You can easily delete the nodes using an XQuery Update expression, too:

for $record in doc('payload.xml')//record
where xs:string(number($record/number)) = 'NaN'
return delete node $record

XPath (both 1.0 and 2.0) is a query language for XML documents.

As such an XPath expression only selects sets of nodes (or extracts other data), but cannot alter the structure (like delete a node) of the XML document.

Therefore, it is not possible to construct an XPath expression that alters the provided XML document to the wanted one.
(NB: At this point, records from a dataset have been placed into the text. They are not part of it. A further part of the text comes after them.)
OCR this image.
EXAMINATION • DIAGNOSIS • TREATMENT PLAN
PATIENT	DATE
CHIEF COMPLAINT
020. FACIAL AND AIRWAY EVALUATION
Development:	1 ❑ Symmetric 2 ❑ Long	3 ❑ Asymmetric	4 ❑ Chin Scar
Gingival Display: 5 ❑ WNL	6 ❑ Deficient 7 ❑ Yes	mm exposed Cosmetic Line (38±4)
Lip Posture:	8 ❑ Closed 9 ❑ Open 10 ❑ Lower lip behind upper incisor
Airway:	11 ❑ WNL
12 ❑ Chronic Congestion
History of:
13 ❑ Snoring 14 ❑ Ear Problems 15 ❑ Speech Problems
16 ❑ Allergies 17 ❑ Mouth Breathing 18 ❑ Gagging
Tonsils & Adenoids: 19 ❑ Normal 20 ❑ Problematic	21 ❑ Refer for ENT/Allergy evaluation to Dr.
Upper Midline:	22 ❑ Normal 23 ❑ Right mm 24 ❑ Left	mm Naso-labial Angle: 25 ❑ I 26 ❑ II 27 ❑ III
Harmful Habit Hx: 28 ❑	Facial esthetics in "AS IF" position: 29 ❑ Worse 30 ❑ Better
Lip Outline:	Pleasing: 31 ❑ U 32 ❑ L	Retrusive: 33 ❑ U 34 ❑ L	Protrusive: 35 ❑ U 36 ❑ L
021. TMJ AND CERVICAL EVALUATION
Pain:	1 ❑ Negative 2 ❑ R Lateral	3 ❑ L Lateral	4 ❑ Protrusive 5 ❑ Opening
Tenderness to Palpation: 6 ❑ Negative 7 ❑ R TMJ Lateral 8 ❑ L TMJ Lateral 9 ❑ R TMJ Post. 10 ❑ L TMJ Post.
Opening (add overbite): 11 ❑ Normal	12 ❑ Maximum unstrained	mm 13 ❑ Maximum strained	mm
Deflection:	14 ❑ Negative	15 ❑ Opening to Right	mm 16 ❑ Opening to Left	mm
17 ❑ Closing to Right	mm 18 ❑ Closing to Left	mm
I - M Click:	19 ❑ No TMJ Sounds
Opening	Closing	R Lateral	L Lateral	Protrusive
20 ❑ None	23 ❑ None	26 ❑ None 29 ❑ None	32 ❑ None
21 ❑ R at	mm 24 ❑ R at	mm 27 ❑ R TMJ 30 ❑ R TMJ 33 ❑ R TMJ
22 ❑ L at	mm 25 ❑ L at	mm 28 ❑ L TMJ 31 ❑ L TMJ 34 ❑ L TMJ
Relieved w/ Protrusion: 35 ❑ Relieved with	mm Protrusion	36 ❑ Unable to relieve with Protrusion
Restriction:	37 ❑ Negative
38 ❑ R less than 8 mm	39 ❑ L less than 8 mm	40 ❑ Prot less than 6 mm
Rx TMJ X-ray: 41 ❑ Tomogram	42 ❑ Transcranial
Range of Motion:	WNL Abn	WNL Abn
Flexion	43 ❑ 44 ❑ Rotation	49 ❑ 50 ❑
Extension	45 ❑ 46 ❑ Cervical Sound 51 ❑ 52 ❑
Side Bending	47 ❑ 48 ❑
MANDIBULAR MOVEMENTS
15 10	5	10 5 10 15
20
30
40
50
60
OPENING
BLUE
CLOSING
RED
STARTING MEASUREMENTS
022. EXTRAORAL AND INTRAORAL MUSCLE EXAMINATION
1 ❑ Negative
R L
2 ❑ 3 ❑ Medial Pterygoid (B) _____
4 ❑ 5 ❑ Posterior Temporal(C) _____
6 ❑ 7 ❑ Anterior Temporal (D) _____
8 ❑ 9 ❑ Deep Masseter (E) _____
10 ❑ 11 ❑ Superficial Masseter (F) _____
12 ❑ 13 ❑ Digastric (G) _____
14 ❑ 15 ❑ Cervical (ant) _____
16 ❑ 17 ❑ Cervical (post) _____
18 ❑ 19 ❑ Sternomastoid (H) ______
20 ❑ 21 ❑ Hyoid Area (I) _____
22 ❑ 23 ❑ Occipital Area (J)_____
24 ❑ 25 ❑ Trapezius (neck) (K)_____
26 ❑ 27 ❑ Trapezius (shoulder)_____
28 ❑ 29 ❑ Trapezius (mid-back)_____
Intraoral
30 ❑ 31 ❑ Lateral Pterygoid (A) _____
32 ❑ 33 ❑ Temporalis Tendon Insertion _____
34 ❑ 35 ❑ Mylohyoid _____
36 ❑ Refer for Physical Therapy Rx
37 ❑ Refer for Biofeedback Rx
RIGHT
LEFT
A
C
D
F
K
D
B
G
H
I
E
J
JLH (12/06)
This task can easily be accomplished with XSLT or XQuery (not so easily):

<xsl:stylesheet version="1.0"
 xmlns:xsl="http://www.w3.org/1999/XSL/Transform">
 <xsl:output omit-xml-declaration="yes" indent="yes"/>
 <xsl:strip-space elements="*"/>

 <xsl:template match="node()|@*">
     <xsl:copy>
       <xsl:apply-templates select="node()|@*"/>
     </xsl:copy>
 </xsl:template>

 <xsl:template match="record[translate(number, '0123456789', '')]"/>
</xsl:stylesheet>

When this transformation is applied on the provided XML document:

<payload>
    <records>
        <record>
            <number>123</number>
        </record>
        <record>
            <number>456</number>
        </record>
        <record>
            <number>78A</number>
        </record>
    </records>
</payload>

the wanted, correct result is produced:

<payload>
   <records>
      <record>
         <number>123</number>
      </record>
      <record>
         <number>456</number>
      </record>
   </records>
</payload>

Try this(XPath 2.0):

/payload/records/record[matches(child::*/text(),'[^\p{L}]')]